Dies ist mein zweiter Thriller aus der Feder der britischen Erfolgsautorin Ruth Ware, die mich bereits mit „Woman in cabin 10“ gut unterhalten konnte. Ihr aktueller Thriller ist aber noch um Längen besser, so gut, dass ich ihn kaum aus der Hand legen konnte und unbedingt erfahren wollte, ob es sich um mysteriöse Geistergeschichten handelt, oder ob es jemanden gibt, der für die unerklärlichen Dinge die Verantwortung trägt. Beide Möglichkeiten werden hier mittels diverser Erzählstränge verfolgt und lassen den Leser miträtseln.

Zunächst einmal passt die Erzählperspektive des Buches ausgesprochen gut, denn Rowan, die Nanny schreibt ihre Geschichte selbst nieder, sie sitzt mittlerweile im Gefängnis und wendet sich hilfesuchend an einen Strafverteidiger, der ihr empfohlen wurde, weil er angeblich auch die ganz hoffnungslosen Fälle zu einem versöhnlichen Ende führt. Rowan wurde angeklagt, denn angeblich hat sie eines der Kinder der Elincourts vorsätzlich umgebracht, aber so war es nicht und die junge Frau muss versuchen, alles so genau wie möglich zu beschreiben, um überhaupt eine realistische Chance auf Freilassung zu erhalten. Wären da nur nicht die vernichtenden Indizien und eine Vorgeschichte, die sie lieber nicht offenbaren würde …

Dieser Thriller ist absolut genial, angefangen bei der Hintergrundgeschichte, hin zu den seltsamen, gruseligen Ereignissen im sanierten alten Herrenhaus und letztlich durch die mentale Nähe zur Hauptprotagonisten, deren Verzweiflung und Beklemmung immer mehr Raum einnehmen und regelrecht beängstigend wirken. Besonders spannend fand ich die Figur des Kindermädchens selbst, denn sie hat sich zwar ein perfektes Image zurechtgebastelt, lässt aber durch ihre subjektive Meinung viel offen: eigentlich mag sie Kinder längst nicht so sehr, wie geglaubt und irgendein Geheimnis umgibt auch ihre Person, weshalb sie sich oft anders verhält, als es normalerweise üblich wäre und der Leser rätselt ständig mit, was sie eigentlich verschleiern möchte und warum.

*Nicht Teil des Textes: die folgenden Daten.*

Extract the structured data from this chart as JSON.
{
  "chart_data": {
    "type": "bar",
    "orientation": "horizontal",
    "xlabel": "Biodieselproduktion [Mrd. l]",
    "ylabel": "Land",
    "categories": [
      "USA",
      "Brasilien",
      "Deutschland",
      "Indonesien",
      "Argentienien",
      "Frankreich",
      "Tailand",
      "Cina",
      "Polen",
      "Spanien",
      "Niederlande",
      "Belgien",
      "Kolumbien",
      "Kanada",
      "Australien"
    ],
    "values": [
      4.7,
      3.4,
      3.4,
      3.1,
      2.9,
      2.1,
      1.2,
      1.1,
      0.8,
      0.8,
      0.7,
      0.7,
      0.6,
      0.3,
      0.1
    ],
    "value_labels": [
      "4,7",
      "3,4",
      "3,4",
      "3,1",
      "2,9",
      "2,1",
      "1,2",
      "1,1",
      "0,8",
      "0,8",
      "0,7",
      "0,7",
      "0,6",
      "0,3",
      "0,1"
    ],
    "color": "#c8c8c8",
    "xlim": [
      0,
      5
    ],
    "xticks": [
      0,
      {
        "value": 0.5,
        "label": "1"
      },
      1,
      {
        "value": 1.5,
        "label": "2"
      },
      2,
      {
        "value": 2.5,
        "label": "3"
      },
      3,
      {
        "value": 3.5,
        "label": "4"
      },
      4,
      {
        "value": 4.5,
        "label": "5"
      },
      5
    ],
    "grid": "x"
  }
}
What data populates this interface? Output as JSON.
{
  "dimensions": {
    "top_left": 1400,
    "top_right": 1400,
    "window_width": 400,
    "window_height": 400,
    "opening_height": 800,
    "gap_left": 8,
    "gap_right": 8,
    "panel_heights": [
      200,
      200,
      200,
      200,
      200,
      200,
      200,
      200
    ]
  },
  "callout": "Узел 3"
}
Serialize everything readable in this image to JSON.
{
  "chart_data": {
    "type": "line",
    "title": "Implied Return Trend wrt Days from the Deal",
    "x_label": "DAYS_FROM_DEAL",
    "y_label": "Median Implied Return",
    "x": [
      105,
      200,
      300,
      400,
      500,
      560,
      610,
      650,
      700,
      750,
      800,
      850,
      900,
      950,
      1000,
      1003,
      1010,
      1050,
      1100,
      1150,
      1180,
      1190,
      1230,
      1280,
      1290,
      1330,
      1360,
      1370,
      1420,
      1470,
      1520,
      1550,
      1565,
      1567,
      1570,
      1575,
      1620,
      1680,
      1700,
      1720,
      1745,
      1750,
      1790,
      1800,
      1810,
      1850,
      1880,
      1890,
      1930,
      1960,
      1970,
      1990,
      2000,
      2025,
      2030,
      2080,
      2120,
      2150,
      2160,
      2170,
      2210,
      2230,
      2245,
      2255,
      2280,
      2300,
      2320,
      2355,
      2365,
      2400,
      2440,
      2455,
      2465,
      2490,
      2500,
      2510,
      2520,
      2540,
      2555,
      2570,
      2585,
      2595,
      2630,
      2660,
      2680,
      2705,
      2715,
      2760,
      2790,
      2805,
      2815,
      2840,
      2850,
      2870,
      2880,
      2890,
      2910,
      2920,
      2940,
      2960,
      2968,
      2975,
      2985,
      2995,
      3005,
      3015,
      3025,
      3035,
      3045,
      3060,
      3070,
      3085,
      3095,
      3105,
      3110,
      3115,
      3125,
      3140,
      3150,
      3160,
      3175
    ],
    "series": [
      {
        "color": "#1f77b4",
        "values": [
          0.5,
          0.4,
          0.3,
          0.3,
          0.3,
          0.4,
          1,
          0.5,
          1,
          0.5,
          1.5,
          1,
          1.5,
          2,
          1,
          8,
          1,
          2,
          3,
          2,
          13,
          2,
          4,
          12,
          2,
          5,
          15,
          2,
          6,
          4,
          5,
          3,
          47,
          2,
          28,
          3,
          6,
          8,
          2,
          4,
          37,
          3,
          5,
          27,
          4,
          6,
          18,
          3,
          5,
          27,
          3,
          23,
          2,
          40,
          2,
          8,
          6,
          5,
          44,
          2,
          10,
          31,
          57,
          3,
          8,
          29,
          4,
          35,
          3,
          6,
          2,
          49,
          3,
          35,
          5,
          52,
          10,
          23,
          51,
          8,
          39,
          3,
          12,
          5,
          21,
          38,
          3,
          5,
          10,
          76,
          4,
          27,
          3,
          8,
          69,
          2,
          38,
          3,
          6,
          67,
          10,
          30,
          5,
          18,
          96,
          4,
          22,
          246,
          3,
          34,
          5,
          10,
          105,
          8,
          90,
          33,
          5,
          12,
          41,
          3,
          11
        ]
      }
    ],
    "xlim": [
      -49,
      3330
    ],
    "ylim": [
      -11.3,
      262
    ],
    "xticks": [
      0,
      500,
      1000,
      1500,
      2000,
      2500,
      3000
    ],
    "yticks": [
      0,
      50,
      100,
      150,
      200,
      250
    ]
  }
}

Selbst die Chronologie des Thrillers konnte mich überzeugen, mit diversen Zeitsprüngen, die sowohl die Vergangenheit einbeziehen als auch die Gegenwart und letztlich auf ein fulminantes Finale zusteuern. Bei den Gedanken und Geschehnissen des allerletzten Abends, hätte ich mir noch mehr Intensität gewünscht, weil Rowan so plötzlich und unwiderruflich vor den Scherben ihres Lebens steht und erst im Nachhinein für Klärung sorgen kann, aber letztlich spielt das keine Rolle mehr, denn es gibt ein dunkles Geheimnis, ein totes Mädchen und unzählige Fragen, die andere beantworten müssen.

Fazit

Dieser temporeiche, subtile Spannungsroman konnte mich absolut überzeugen, so dass ich begeisterte 5 Lesesterne vergebe. Gerade der Mix zwischen Verbrechen und Gruselgeschichte übte auf mich einen ganz besonderen Reiz aus - zwischendurch habe ich diverse Szenarien vor Augen gehabt, die dann doch rational erklärbar waren, aber im ersten Moment nicht so wirkten. Wer Gefallen an mysteriösen Ereignissen und mörderischen Ambitionen findet, ist hier genau richtig. Ich werde wohl mindestens noch ein weiteres Buch der Autorin auf meine Leseliste setzen, und empfehle diesen bedrückenden Gruselthriller gerne weiter.